Ideally, we get all our nutrients from food sources,  but sometimes taking a supplement could provide nutritional insurance. Vitamin D modulates our immune response and deficiency is associated with an increased susceptibility to infection. Vitamin C, widely popularized for its immune boosting potential, may help prevent infections. Many multivitamins contain zinc and selenium, which are key nutrients for immune function.

  • Vitamin D: 2,000 units – 5000 units per day have been recommended, but ideally levels are obtained for optimal dosing. While toxicity is possible, potential is low especially at these lower doses where benefits outweigh the risks. 
  • Vitamin C: 1 – 2 grams per day
  • Multivitamins are a good method for nutritional insurance in case there are any gaps in the diet. Note that vitamins D and C are often present, though at lower doses than mentioned above.

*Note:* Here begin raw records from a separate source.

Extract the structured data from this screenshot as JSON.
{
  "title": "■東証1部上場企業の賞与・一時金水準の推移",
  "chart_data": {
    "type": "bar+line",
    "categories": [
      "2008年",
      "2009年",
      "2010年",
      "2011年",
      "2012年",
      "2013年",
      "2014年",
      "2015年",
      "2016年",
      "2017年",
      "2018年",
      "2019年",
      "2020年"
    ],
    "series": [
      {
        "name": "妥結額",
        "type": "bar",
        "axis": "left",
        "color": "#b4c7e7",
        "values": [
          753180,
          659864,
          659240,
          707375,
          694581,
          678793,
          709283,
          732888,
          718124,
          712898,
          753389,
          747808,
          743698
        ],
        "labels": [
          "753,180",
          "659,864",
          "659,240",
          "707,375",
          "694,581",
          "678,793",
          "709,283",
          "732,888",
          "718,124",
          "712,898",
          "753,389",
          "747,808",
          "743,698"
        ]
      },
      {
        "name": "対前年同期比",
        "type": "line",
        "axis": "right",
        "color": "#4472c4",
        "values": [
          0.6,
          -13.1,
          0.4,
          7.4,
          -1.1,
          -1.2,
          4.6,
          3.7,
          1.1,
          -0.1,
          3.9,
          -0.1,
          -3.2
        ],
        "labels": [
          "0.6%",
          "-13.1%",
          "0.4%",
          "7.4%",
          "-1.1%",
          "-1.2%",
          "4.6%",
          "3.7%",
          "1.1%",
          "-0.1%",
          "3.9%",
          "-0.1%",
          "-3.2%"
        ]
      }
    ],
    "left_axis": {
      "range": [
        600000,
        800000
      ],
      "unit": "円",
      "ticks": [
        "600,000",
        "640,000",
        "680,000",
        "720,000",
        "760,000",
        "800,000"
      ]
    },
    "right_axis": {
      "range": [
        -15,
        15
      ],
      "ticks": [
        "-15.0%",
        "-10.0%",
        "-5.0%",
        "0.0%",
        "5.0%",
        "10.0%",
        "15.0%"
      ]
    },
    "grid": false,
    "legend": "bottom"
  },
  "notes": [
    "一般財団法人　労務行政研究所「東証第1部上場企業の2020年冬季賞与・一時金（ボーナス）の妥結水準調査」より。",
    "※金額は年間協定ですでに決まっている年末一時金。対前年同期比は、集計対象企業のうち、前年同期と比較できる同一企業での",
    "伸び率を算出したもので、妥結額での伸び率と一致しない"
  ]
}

Many spices have antiviral, antibacterial and/or immune boosting potential. Use the following spices in cooking, baking, or add to teas or smoothies:

  • cinnamon
  • ginger
  • black pepper
  • turmeric
  • cumin
  • coriander
  • clove
  • garlic



Lack of socialization has been found to contribute to poor health and increase inflammation.

  • While more challenging during a pandemic, try to seek real connection with friends and family.
  • Perform random acts of kindness.
  • Reach out to those who are elderly in your life, a population where social isolation has become a true health crisis.
  • Social media may make us feel more isolated – be mindful of how it makes you feel and change your content if needed.

Consider all of these – sleep, stress management, supplements, spices, socialization – or pick a few to work on. As in all aspects of health, our immunity is on a continuum. The more we work on it, the stronger it gets.